You’re Most Likely to Be Attacked by a Shark in These States

When it comes to scary animals, nothing beats a shark. They’re the wild creature Americans are most afraid of, according to 2017 survey by Chapman University. You can blame Jaws. While shark attacks on humans are relatively rare – bee stings and dog bites kill more people every year, according to research – the 1975 blockbuster cemented the shark’s reputation as a bloodthirsty killer.

There are about 54 unprovoked shark attacks in the United States every year, according to the International Shark Attack File. Fatal attacks are relatively rare – five people were killed by sharks worldwide in 2017, none in the United States. You’re at far greater risk of being caught in a rip current during your next trip to the beach than of being caught in a shark’s jaws.

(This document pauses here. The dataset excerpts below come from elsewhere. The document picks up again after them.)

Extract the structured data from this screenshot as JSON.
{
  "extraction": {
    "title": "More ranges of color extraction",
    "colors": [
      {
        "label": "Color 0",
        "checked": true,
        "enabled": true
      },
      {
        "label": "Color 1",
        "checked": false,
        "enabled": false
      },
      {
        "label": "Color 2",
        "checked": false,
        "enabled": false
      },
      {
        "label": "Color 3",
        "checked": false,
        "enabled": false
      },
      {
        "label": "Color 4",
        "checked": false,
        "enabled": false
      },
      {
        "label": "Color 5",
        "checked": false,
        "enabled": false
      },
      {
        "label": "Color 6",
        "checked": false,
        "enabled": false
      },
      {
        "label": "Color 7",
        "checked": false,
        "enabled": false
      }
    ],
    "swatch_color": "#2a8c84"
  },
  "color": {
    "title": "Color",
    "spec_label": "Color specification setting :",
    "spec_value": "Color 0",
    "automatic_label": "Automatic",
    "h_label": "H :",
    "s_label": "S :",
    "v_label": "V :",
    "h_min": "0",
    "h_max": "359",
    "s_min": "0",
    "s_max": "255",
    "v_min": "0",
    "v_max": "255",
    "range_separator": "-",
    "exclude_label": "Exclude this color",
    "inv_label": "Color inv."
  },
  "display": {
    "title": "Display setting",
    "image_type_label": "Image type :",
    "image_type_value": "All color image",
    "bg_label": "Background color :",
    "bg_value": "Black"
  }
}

Where shark attacks happen in the U.S.  

Great white shark

Great white shark | Peter_Nile/iStock

While shark attacks are unusual, they’re not unheard of, and the majority of unprovoked attacks take place in the U.S. Attacks tend to occur within 100 feet of the shore, according to National Geographic, but not all beaches are shark-infested. These 10 states have experienced the most unprovoked shark attacks since 1837, according to data from the ISAF.

10. New York

  • Number of attacks: 10

In July 2018, two children were bitten in suspected shark attacks off of Fire Island. Neither of the children, a 12-year-old girl and a 13-year-old boy, experienced life-threatening injuries.

9. Georgia

  • Number of attacks: 13

Between 2007 and 2016, there were four non-fatal shark attacks in Georgia. In 2014, a boy was reportedly attacked by a shark while surfing off of Tybee Island.

8. New Jersey

  • Number of attacks: 15

Shark attacks in New Jersey are relatively rare, but a notorious string of attacks 100 years ago helped make sharks one of the most feared animals in the sea. Four people were killed by a shark along the New Jersey coast in the first weeks of July 1916. Before the attacks, many people believed sharks wouldn’t prey on humans, according to National Geographic.

7. Oregon

  • Number of attacks: 27

Since 2007, Oregon has seen just a handful of shark attacks. The most recent was in 2016, when a 29-year-old surfer was bitten at Indian Beach in Ecola State Park.

6. Texas

  • Number of attacks: 43

Since 1911, there have been 43 shark attacks in Texas, with most incidents occurring in Galveston County. Between 2007 and 2016, there have been 11 shark attacks in the Lone Star State, and no fatalities.

5. North Carolina

  • Number of attacks: 63

Between 2007 and 2017, there were 33 shark attacks in North Carolina, none of them fatal. One reason there’s been a relatively high number of shark attacks in North Carolina in recent years? Climate change. Sharks might be moving further northward as waters grow warmer, Salon reported.

4. South Carolina

  • Number of attacks: 102

Shark attacks in South Carolina have occurred most frequently in Charleston, Horry, and Beaufort counties. In May 2018, a 10-year-old was bitten by a shark off the coast of Hilton Head Island. In July 2018, a girl was injured by a shark at Myrtle Beach.

3. California

  • Number of attacks: 122

Shark attacks happen up and down the California coast. San Diego County has experienced the most recorded attacks, at 18. The last fatal shark attack in California was in 2012, when a surfer in Santa Barbara County was attacked by a great white.

2. Hawaii

  • Number of attacks: 159

Hawaii has the second-highest number of shark attacks in the U.S. Tiger sharks are responsible for many of the incidents, including an April 2018 attack where a bodyboarder was injured. In 2015, a shark killed a snorkeler off the coast of Maui, the last fatal attack in the state.

1. Florida

  • Number of attacks: 812

Florida is the undisputed shark attack capital of the U.S. The highest number of attacks – 299 – have occurred in Volusia County on the state’s Atlantic coast, and attack numbers are up significantly since the 1980s. That’s not because sharks are getting hungrier for humans, but rather that more people are visiting beaches, which means an increase in shark attacks, according to the ISAF.

Other shark attack hot spots

Shark attack sign

A sign on the closed Avalon Beach is seen after a shark attack on a surfer on March 1, 2009, in Sydney, Australia. | Ian Waldie/Getty Images

After the U.S., shark attacks occur most frequently in Australia, South Africa, Brazil and New Zealand, according to ISAF data. In 2017, 53 of the 88 unprovoked shark attacks happened in the United States, followed by:

  • Australia: 14 attacks, 1 fatal
  • Reunion Island: 3 attacks, 2 fatal
  • Ascension Island: 2 attacks
  • Bahamas: 2 attacks
  • Costa Rica: 2 attacks, 1 fatal
  • Indonesia: 2 attacks
  • South Africa: 2 attacks
  • Cuba: 1 fatal attack

Brazil, the Canary Islands, Egypt, England, Japan, the Maldives, and New Zealand each had one non-fatal attack in 2017.